2 Chronicles 36: 14 – 16, 19 – 23
In our first reading this Sunday, we hear the Cliff Notes version of the Old Testament kerygma: God gives people good things, the people sin and are punished, God saves them again. Our brief text is taken from 2 Chronicles. We only hear from the Books of Chronicles once every three years in this single passage so let’s review the who, what, when, where and two whom of these two books. This book was originally given the Greek title of Paraleipomena, which means “things omitted;” the reason for this title is that it purportedly recorded the matters overlooked in Samuel and Kings. These two books record events in the 570 years between the death of King Saul in 1010BC and the return from the Babylonian Exile in 539BC. But, as you who have the Catholic Study Bible will read in the introduction to 1 Chronicles, “unlike today’s history writing, wherein factual accuracy and impartiality of judgment are the norm, biblical history, with rare exceptions, was less concerned with reporting in precise detail all the facts of a situation than with drawing out the meaning of those facts. Biblical history was thus primarily interpretative, and its purpose was to disclose the action of the living God in human affairs.” You will recall that I have mentioned several times that histories were written in those days to glorify the king or pharaoh or emperor. In the Bible, they were written to glorify God.
This Sunday’s reading is taken from the very last verses of 2 Chronicles and it recounts the time when Cyrus, the king of Persia, released the Israelites to return to Jerusalem. It is a pivotal moment in ancient Israel – they could now rebuild their city and their temple, so God would reside among them once again.
So, let’s look at Sunday’s first reading. But first, to situate it historically, let’s read the first 13 verses of this chapter where we hear about the last kings of Judah who ruled just before its fall.

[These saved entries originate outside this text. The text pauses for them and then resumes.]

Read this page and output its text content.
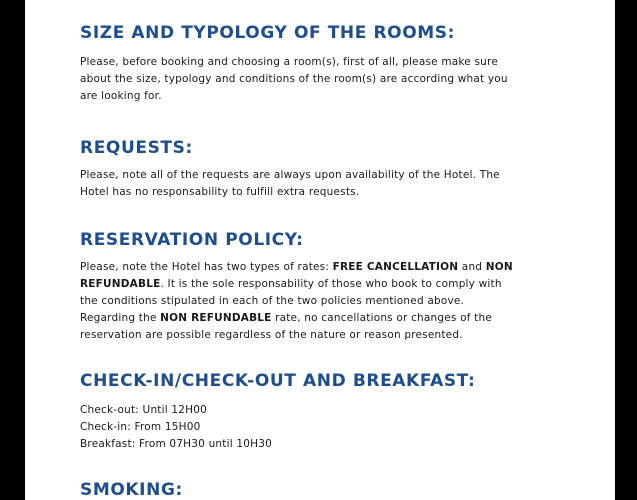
SIZE AND TYPOLOGY OF THE ROOMS:

Please, before booking and choosing a room(s), first of all, please make sure
about the size, typology and conditions of the room(s) are according what you
are looking for.

REQUESTS:

Please, note all of the requests are always upon availability of the Hotel. The
Hotel has no responsability to fulfill extra requests.

RESERVATION POLICY:

Please, note the Hotel has two types of rates: FREE CANCELLATION and NON
REFUNDABLE. It is the sole responsability of those who book to comply with
the conditions stipulated in each of the two policies mentioned above.
Regarding the NON REFUNDABLE rate, no cancellations or changes of the
reservation are possible regardless of the nature or reason presented.

CHECK-IN/CHECK-OUT AND BREAKFAST:

Check-out: Until 12H00
Check-in: From 15H00
Breakfast: From 07H30 until 10H30

SMOKING:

14 [In those days,] all the princes of Judah, the priests and the prophets added treachery to treachery, practicing all the abominations of the nations and defiling the LORD’s house which he had consecrated in Jerusalem.
15 Early and often the LORD, the God of their ancestors, sent his messengers to them, for he had compassion on his people and his dwelling place.
16 But they mocked God’s messengers, despised his words, and scoffed at his prophets, until the LORD’s anger against his people blazed up beyond remedy.
17 Then he brought up against them the king of the Chaldeans, who killed their young men with the sword in their own sanctuary, with compassion for neither young men nor young women, neither the old nor the infirm; all of them he delivered into his power.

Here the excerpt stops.